Britain’s High Court ruled on Monday, December 19, 2022 that a plan to send asylum-seekers on a one-way trip to Rwanda is legal but the British government must consider the circumstances of each case before deporting anyone.
This judgment has set the controversial policy up for further legal battles.
Eight asylum-seekers, aid groups and a border officials’ union filed lawsuits to stop the Conservative government from acting on a deportation agreement with Rwanda that is intended to deter migrants from trying to reach the U.K. on risky journeys across the English Channel.
“The court has concluded that it is lawful for the government to make arrangements for relocating asylum-seekers to Rwanda and for their asylum claims to be determined in Rwanda rather than in the United Kingdom.”Clive Lewis
Clive Lewis is one of the two justices who made the ruling.
The judges said the policy did not breach Britain’s obligations under the U.N. Refugee Convention or other international agreements.
However, they added that the government “must decide if there is anything about each person’s particular circumstances” which meant they should not be sent to Rwanda, and had failed to do that for the eight claimants in the case.
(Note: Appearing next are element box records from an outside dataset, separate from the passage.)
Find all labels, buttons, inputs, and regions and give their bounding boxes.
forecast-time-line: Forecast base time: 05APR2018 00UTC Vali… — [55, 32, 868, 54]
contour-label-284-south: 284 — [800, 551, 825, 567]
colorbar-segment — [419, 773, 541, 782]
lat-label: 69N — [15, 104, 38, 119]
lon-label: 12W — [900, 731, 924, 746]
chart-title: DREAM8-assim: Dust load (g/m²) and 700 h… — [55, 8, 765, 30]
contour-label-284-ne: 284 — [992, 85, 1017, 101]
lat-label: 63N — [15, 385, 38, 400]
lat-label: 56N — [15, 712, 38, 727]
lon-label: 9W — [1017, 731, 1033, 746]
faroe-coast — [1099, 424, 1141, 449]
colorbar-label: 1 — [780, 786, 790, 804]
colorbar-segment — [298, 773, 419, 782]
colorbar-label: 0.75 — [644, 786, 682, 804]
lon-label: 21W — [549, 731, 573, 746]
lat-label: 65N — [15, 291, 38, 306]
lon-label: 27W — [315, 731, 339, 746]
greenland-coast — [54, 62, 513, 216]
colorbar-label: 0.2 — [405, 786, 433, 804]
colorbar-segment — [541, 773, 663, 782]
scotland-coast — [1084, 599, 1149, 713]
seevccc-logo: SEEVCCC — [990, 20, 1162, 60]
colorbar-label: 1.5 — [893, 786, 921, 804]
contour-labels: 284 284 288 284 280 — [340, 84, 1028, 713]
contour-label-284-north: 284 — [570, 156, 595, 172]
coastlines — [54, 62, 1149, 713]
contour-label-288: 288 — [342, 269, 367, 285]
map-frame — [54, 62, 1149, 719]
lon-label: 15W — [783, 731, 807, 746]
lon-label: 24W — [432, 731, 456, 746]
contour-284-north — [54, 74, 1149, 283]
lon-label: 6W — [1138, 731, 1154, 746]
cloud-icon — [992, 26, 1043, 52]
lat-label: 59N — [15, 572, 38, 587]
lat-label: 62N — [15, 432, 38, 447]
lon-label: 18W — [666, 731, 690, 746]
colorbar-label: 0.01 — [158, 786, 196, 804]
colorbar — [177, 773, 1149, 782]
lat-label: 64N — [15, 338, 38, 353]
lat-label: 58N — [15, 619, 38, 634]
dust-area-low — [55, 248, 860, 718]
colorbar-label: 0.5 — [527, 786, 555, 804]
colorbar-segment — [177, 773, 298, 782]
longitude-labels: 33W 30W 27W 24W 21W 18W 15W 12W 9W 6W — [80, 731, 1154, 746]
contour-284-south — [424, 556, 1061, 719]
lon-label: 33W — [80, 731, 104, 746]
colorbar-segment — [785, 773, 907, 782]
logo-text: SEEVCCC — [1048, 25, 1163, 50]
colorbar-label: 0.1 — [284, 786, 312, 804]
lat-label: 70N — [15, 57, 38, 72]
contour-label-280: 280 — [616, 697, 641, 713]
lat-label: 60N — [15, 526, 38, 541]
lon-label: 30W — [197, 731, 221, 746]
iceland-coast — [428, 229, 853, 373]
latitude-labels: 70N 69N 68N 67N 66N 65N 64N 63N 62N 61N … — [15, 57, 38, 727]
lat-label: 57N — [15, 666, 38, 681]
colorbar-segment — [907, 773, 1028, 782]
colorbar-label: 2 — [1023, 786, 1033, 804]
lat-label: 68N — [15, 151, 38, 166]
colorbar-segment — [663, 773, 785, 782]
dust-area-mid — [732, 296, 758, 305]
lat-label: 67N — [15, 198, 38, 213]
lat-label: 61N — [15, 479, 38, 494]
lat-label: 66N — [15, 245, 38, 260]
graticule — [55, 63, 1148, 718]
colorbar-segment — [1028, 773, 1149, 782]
The British and Rwandan governments welcomed the ruling.
“Our groundbreaking migration partnership with Rwanda will provide individuals relocated with support to build new lives there, while disrupting the business model of people-smuggling gangs putting lives at risk through dangerous and illegal small boat crossings.”U.K. Home Secretary Suella Braverman
Rwandan government Spokeswoman, Yolande Makolo, disclosed that the court ruling was “a positive step in our quest to contribute innovative, long-term solutions to the global migration crisis.”
Rwandan opposition lawmaker, Frank Habineza, suggested that it was wrong to send migrants to Rwanda, a densely populated nation with limited resources.
Judges Set Date For Another Hearing
The judges have set another hearing in the case for January 16, 2023. Refugee groups said they would consult their lawyers about challenging the ruling.
Head of the Charity Refugee Council, Enver Solomon, opined that the Rwanda plan was “a cruel policy that will cause great human suffering.”
Paul O’Connor of the Public and Commercial Services Union, which represents border workers, called the government’s policy “morally reprehensible.”
Christina Marriott, Director of Policy at the British Red Cross, said “the offshoring of human beings” would “do little to prevent people from risking their lives to reach safety.”
“The government should instead take action to provide safe routes, ensure timely and correct decisions are made once people are in system, and that people are treated with dignity and respect throughout the process.”Christina Marriott
Britain has paid Rwanda more than 120 million pounds ($146 million) under the deal which was struck in April, but no one has yet been sent to the country.